James Buchanan (1919-)
Hello Kinkaid:
I am not the 15th president of the United States, but the leader of the Public Choice School of economics. Our contribution has been to show that real-world government refutes the textbook “romantic” view of selfless public servants serving the public interest.
When I won a Nobel Prize in economics, the Royal Swedish Academy described my work as “transfer[ing] the concept of gain derived from mutual exchange between individuals to the realm of political decision-making.” My “realistic view,” they opined, overthrew the notion that “public authorities could apply relatively mechanical methods to correct different types of so-called market failures.” The announcement concluded, “Individuals who behave selfishly in markets can hardly behave wholly altruistically in political life.” (Also see here.)
I’m in my nineties now but would love to be part of your curriculum in both Government and in Economics. I am currently nowhere to be found! If your class can just add government failure (or “policy failure’) to your now-studied concept of market failure, government in action will make more sense!
Might an enterprising student or whole class ask your textbook author(s) why “government failure” and “public choice economics” are missing? And might I be so bold as to suggest that “government failures” vastly outnumber “market failures” (where there are markets) in the U.S. and around the world? At any rate, these questions are worth debating in class.
I wrote a book in the early 1980s, Democracy in Deficit, explaining why our system of government has left you youngsters with a pile of federal debt, as well as expensive, currently unsustainable social programs. It gets back to Keynesian economics (‘government spending brings prosperity’) and politicians being self-interested—and inherently wanting to ‘kick the can down the road,” so to speak for their successors to deal with.
Always remember: government is just a collection of individuals who have their own set of issues and incentives, not wholly different from you and me.
Believe it or not, I began my intellectual life as a ‘libertarian socialist.’ I wanted to be personally free but thought the collective called government had to run the show. I was pretty mixed up, but I think I have sorted it out since.

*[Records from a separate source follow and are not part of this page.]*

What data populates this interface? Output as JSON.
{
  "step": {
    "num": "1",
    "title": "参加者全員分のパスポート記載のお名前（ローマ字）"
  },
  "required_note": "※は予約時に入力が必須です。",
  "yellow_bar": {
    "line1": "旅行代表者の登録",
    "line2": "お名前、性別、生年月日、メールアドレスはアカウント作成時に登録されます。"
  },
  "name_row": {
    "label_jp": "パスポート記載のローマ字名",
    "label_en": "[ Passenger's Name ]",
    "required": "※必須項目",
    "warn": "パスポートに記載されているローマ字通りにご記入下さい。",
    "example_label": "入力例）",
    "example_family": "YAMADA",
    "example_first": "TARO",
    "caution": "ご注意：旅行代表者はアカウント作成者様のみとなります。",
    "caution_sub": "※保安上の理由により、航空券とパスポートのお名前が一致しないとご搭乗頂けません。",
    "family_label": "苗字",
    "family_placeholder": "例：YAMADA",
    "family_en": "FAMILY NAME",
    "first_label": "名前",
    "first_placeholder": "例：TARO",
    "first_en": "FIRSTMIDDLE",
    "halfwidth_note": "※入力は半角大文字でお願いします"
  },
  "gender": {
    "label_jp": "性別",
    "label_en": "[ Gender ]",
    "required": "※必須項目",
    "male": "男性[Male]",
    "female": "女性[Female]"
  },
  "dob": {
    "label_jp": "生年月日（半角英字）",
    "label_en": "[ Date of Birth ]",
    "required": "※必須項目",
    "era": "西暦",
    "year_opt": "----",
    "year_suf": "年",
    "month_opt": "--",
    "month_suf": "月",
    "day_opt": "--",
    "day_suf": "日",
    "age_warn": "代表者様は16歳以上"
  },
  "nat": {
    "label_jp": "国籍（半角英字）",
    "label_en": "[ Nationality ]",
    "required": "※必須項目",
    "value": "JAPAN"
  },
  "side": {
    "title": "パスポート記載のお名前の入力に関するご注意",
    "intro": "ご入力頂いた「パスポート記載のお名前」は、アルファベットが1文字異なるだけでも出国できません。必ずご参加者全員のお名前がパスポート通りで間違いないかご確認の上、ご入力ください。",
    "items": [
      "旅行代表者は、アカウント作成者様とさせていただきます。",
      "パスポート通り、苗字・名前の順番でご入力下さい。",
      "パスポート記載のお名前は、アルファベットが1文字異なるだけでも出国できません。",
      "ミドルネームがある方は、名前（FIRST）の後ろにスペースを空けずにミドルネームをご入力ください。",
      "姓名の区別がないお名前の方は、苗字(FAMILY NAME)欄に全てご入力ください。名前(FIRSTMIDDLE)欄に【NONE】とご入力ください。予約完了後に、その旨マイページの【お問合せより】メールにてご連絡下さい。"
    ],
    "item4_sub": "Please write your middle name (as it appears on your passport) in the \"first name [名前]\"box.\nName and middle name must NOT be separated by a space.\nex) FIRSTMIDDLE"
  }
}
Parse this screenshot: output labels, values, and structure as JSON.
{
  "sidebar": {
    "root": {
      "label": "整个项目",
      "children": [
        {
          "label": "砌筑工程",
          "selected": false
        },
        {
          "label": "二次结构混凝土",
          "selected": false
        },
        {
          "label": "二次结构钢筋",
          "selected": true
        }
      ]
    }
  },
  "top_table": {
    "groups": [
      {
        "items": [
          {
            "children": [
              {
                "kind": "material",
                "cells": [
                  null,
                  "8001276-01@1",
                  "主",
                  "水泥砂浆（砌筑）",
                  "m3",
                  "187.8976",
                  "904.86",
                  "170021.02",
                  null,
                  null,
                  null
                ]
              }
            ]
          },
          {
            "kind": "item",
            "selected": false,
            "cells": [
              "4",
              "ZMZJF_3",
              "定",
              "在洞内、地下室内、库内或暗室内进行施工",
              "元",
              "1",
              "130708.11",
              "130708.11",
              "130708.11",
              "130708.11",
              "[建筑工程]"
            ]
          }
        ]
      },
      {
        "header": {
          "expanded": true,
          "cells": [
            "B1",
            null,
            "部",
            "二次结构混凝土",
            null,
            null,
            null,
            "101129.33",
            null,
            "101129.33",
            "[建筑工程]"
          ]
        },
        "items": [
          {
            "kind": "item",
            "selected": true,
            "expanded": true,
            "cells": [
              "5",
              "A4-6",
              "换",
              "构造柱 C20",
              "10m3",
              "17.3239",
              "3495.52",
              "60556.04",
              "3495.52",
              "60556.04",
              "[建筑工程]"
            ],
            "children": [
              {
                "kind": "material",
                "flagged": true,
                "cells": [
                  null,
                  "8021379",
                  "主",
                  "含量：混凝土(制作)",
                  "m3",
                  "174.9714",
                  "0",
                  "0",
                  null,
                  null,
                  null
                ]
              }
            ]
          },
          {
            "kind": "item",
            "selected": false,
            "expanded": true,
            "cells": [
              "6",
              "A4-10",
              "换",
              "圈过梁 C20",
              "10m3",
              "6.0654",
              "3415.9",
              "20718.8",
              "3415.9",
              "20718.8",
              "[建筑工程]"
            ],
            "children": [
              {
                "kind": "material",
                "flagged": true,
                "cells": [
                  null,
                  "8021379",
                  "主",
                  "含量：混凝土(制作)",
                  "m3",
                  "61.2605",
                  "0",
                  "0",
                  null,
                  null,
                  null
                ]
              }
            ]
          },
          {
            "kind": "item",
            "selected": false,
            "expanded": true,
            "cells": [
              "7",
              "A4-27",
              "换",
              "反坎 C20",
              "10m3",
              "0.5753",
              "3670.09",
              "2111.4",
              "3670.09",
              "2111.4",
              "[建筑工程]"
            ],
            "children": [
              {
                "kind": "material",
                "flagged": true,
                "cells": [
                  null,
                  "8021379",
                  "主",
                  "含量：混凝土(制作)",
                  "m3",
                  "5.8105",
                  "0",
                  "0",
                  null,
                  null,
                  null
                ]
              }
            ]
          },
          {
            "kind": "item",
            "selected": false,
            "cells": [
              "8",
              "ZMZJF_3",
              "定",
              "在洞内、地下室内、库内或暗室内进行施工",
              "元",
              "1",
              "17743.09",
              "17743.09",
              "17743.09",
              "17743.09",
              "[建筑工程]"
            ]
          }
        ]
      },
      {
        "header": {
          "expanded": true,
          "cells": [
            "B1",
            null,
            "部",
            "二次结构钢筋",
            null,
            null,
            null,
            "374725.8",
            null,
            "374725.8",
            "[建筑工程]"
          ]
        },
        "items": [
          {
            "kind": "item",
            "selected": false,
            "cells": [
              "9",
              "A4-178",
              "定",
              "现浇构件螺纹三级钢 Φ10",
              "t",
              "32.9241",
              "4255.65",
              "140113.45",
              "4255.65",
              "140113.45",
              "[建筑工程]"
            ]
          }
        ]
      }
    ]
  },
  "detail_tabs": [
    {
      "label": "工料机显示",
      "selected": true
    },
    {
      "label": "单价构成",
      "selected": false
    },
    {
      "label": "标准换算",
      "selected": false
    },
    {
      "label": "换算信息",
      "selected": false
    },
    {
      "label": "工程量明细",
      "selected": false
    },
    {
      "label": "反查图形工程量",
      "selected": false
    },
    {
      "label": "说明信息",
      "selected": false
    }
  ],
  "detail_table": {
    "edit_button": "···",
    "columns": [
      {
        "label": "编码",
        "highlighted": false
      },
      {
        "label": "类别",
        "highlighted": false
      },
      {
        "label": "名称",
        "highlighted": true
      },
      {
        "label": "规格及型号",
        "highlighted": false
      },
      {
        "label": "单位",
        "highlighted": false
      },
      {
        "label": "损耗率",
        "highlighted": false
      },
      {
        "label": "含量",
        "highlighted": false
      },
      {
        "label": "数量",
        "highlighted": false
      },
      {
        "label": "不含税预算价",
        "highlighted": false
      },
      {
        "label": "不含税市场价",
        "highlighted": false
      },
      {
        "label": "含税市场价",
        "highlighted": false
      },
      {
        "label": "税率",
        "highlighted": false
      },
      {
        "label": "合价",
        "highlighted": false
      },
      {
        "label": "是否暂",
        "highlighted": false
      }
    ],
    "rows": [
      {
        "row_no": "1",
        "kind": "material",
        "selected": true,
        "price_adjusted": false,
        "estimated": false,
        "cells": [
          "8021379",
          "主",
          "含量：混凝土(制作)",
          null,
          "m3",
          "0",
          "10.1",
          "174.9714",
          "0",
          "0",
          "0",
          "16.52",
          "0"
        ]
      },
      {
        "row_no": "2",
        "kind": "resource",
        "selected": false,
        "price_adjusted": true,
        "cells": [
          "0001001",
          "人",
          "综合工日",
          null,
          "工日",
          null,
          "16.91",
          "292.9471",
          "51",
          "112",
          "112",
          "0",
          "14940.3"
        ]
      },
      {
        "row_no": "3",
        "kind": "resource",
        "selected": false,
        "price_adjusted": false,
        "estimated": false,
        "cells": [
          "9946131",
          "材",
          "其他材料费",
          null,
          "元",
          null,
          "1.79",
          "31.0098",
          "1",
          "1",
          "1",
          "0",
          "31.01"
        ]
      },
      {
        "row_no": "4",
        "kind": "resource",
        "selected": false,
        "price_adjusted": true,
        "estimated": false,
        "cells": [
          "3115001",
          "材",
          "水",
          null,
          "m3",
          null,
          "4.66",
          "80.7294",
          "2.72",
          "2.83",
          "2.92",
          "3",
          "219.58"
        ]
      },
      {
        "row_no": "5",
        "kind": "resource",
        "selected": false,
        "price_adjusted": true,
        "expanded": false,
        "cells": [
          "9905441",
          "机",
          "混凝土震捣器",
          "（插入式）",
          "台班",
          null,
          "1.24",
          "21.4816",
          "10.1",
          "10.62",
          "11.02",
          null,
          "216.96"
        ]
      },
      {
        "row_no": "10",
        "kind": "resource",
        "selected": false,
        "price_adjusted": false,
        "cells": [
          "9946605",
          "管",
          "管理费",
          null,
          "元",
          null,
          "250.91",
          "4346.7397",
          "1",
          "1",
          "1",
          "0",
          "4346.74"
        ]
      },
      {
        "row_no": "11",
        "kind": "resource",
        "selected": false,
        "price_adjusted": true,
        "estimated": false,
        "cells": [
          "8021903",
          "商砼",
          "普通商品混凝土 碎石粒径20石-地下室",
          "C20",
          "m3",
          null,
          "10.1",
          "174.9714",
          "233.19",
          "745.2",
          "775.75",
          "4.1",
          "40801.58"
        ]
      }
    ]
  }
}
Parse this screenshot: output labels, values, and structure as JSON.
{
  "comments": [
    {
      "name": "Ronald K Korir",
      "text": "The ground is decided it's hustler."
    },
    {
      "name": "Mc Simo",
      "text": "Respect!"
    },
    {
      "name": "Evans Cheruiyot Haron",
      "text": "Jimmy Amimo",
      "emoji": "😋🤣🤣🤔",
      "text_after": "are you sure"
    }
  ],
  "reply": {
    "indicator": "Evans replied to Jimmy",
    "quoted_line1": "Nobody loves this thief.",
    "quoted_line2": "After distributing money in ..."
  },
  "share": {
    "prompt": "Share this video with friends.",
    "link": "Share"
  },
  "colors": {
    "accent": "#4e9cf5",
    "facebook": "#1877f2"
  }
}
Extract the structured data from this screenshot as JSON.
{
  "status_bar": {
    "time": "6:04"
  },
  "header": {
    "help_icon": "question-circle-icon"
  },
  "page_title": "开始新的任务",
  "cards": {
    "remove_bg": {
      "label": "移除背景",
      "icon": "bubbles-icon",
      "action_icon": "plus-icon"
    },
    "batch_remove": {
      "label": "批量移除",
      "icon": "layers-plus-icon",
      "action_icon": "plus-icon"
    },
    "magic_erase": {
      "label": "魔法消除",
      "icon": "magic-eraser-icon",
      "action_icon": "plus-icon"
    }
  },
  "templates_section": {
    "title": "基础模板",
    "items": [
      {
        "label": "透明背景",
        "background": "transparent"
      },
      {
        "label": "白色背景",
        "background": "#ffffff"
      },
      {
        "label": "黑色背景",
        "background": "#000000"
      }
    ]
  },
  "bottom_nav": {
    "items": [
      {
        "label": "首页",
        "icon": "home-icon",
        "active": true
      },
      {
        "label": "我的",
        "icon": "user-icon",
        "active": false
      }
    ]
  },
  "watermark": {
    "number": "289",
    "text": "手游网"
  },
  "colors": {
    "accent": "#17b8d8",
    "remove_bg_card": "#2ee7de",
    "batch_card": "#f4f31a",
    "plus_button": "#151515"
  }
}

Good luck in your intellectual adventure!
Quotations
“Public choice rejects the notion that the state is wiser than individuals.”
“Government policy emerges from a highly complex and intricate institutional structure peopled by ordinary men and women, very little different from the rest of us.”
“I can’t figure out if people are bitching about the market because it works or because it doesn’t work.” (a favorite quote from my teacher Frank Knight)
“How would the U.S. be different today if people coming off the boat were greeted with a welfare check instead of a shovel?”
“Precisely because it has divorced itself from the central proposition relating to human behavior, modern macro-economic theory is really no theory at all.”